Aku menggeleng. "Aku sempat curiga, tapi dia bilang
dapat bonus dan kerja lembur untuk bisa bangun rumah ini. Nyatanya lembur di rumah madu!"
"Aku ngerti, Mai, mungkin kalau aku jadi kamu, aku hanya akan memikirkan perasaanku. Tak sempat memikirkan yang lain. Kamu hebat, Mai. Bisa bertahan sejauh ini, hidup setiap hari sama madu dan keluarga yang membencimu sedangkan kamu hanya sendirian pasti tidaklah mudah," ujarnya mengusap pundakku.
"Lalu, rencana kamu apa, Mai?"
"Aku sudah mengajukan gugatan ke pengadilan, kebetulan semua berkas ada di rumah. Mungkin Mas Pandu lupa mengambilnya. Aku juga khawatir dia sengaja mengulur perceraian, buktinya Samapi sekarang dia nggak ambil berkas untuk mengajukan gugatan. Jadi aku mendahului. Sebelum dia benar-benar berubah pikiran."
"Bagus, Mai."
"Aku juga berencana menggugat harta gono gini. Agar mereka tahu diri."
"Mantap."
"Tapi, itu hanya bisa aku lakukan kalau surat cerai sudah jadi katanya."

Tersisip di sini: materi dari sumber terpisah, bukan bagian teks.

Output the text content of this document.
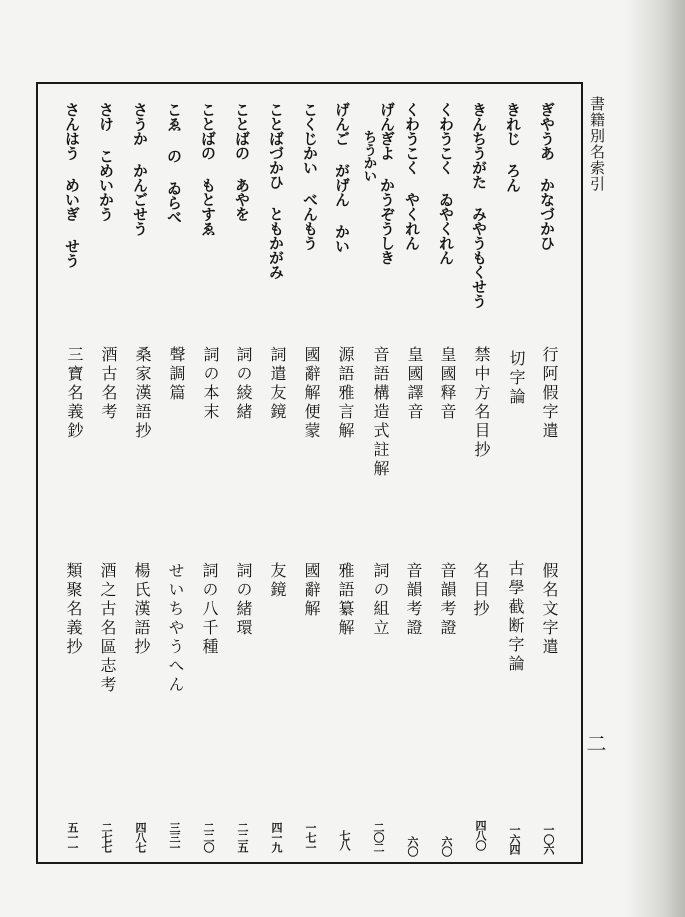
書籍別名索引
二
ぎやうあ かなづかひ
行阿假字遣
假名文字遣
一〇六
きれじ ろん
切字論
古學截断字論
一六四
きんちうがた みやうもくせう
禁中方名目抄
名目抄
四八〇
くわうこく ゐやくれん
皇國释音
音韻考證
六〇
くわうこく やくれん
皇國譯音
音韻考證
六〇
げんぎよ かうぞうしき
ちうかい
音語構造式註解
詞の組立
二〇二
げんご がげん かい
源語雅言解
雅語纂解
七八
こくじかい べんもう
國辭解便蒙
國辭解
一七一
ことばづかひ ともかがみ
詞遣友鏡
友鏡
四一九
ことばの あやを
詞の綾緒
詞の緒環
二二五
ことばの もとすゑ
詞の本末
詞の八千種
二二〇
こゑ の ゐらべ
聲調篇
せいちやうへん
三三一
さうか かんごせう
桑家漢語抄
楊氏漢語抄
四八七
さけ こめいかう
酒古名考
酒之古名區志考
二七七
さんはう めいぎ せう
三寶名義鈔
類聚名義抄
五一一
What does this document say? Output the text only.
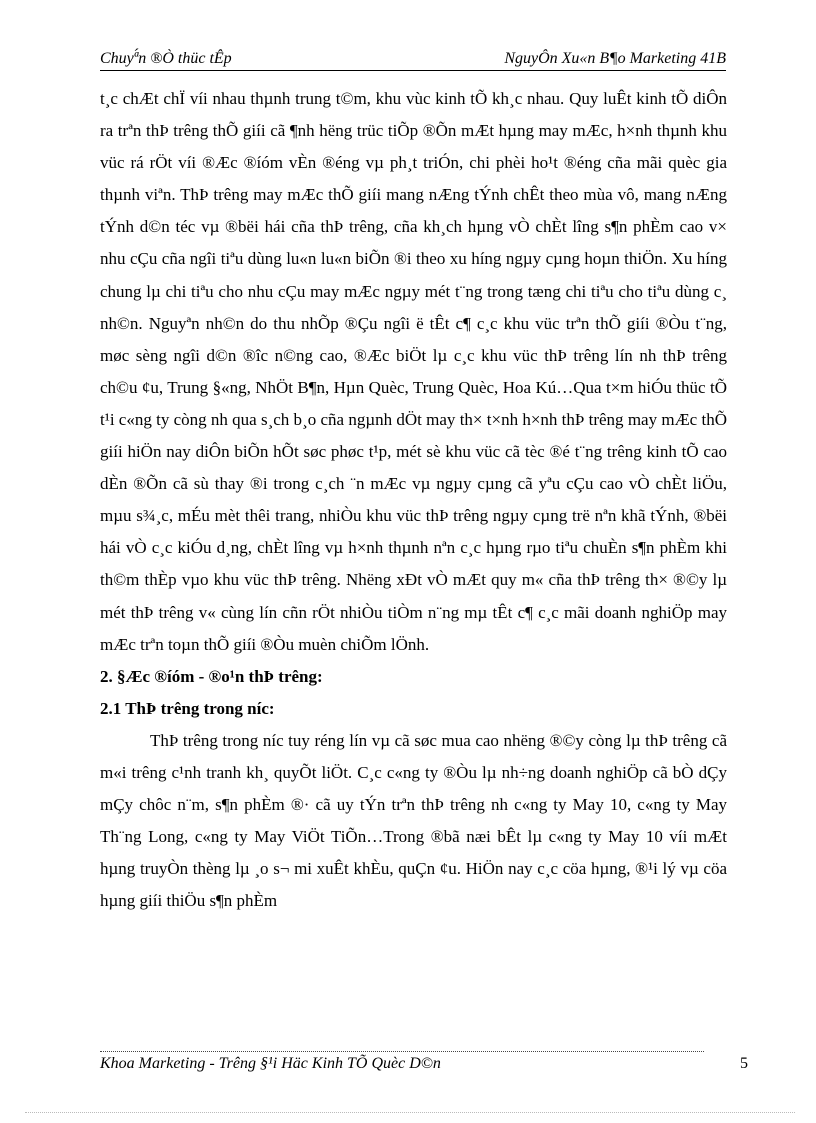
Chuyª́n ®Ò thüc tÊp	NguyÔn Xu«n B¶o Marketing 41B

t¸c chÆt chÏ víi nhau thµnh trung t©m, khu vùc kinh tÕ kh¸c nhau. Quy luÊt kinh tÕ diÔn ra trªn thÞ trêng thÕ giíi cã ¶nh hëng trüc tiÕp ®Õn mÆt hµng may mÆc, h×nh thµnh khu vüc rá rÖt víi ®Æc ®íóm vÈn ®éng vµ ph¸t triÓn, chi phèi ho¹t ®éng cña mãi quèc gia thµnh viªn. ThÞ trêng may mÆc thÕ giíi mang nÆng tÝnh chÊt theo mùa vô, mang nÆng tÝnh d©n téc vµ ®bëi hái cña thÞ trêng, cña kh¸ch hµng vÒ chÈt lîng s¶n phÈm cao v× nhu cÇu cña ngîi tiªu dùng lu«n lu«n biÕn ®i theo xu híng ngµy cµng hoµn thiÖn. Xu híng chung lµ chi tiªu cho nhu cÇu may mÆc ngµy mét t¨ng trong tæng chi tiªu cho tiªu dùng c¸ nh©n. Nguyªn nh©n do thu nhÕp ®Çu ngîi ë tÊt c¶ c¸c khu vüc trªn thÕ giíi ®Òu t¨ng, møc sèng ngîi d©n ®îc n©ng cao, ®Æc biÖt lµ c¸c khu vüc thÞ trêng lín nh thÞ trêng ch©u ¢u, Trung §«ng, NhÖt B¶n, Hµn Quèc, Trung Quèc, Hoa Kú…Qua t×m hiÓu thüc tÕ t¹i c«ng ty còng nh qua s¸ch b¸o cña ngµnh dÖt may th× t×nh h×nh thÞ trêng may mÆc thÕ giíi hiÖn nay diÔn biÕn hÕt søc phøc t¹p, mét sè khu vüc cã tèc ®é t¨ng trêng kinh tÕ cao dÈn ®Õn cã sù thay ®i trong c¸ch ¨n mÆc vµ ngµy cµng cã yªu cÇu cao vÒ chÈt liÖu, mµu s¾¸c, mÉu mèt thêi trang, nhiÒu khu vüc thÞ trêng ngµy cµng trë nªn khã tÝnh, ®bëi hái vÒ c¸c kiÓu d¸ng, chÈt lîng vµ h×nh thµnh nªn c¸c hµng rµo tiªu chuÈn s¶n phÈm khi th©m thÈp vµo khu vüc thÞ trêng. Nhëng xÐt vÒ mÆt quy m« cña thÞ trêng th× ®©y lµ mét thÞ trêng v« cùng lín cñn rÖt nhiÒu tiÒm n¨ng mµ tÊt c¶ c¸c mãi doanh nghiÖp may mÆc trªn toµn thÕ giíi ®Òu muèn chiÕm lÖnh.

2. §Æc ®íóm - ®o¹n thÞ trêng:
2.1 ThÞ trêng trong níc:

ThÞ trêng trong níc tuy réng lín vµ cã søc mua cao nhëng ®©y còng lµ thÞ trêng cã m«i trêng c¹nh tranh kh¸ quyÕt liÖt. C¸c c«ng ty ®Òu lµ nh÷ng doanh nghiÖp cã bÒ dÇy mÇy chôc n¨m, s¶n phÈm ®· cã uy tÝn trªn thÞ trêng nh c«ng ty May 10, c«ng ty May Th¨ng Long, c«ng ty May ViÖt TiÕn…Trong ®bã næi bÊt lµ c«ng ty May 10 víi mÆt hµng truyÒn thèng lµ ¸o s¬ mi xuÊt khÈu, quÇn ¢u. HiÖn nay c¸c cöa hµng, ®¹i lý vµ cöa hµng giíi thiÖu s¶n phÈm

Khoa Marketing - Trêng §¹i Häc Kinh TÕ Quèc D©n	5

"Kamu pakai pengacara atau nggak?"
"Pakai, cuma pengacara yang biasanya menawarkan diri di area sidang itu lo, Rin. Soalnya aku nggak bisa sering-sering ninggalin Zahra. Kamu paham, kan? Jadi aku sekalian aja, cari yang cepet waktu masukin surat
terus ketemu pengacara itu."
"Oh, nggak papa, Mai. Harta gono gini mungkin memang baru bisa diajukan saat keputusan cerai keluar.
Jadi tugas kita mempercepat keluarnya keputusan itu."
"Maksudmu?"
"Dulu saudaraku pernah, tau-tau surat keluar tanpa sidang atau panggilan."
"Masak?!"
"Iya, asal ada uang semua pasti cepet. Gini aja, Mai. Semua biar diurus sama pengacaraku. Pengacaramu biar kerjasama sama pengacaraku. Pokoknya serahkan semua sama Arin. Tapi, tetep aku nggak bisa terang-terangan bantu kamu. Kamu ngerti, kan?"
"Baiklah, Rin dan aku akan terus memperkeruh suasana lewat sosial media. Aku yakin, itu juga akan berpengaruh sama karier Mas Pandu."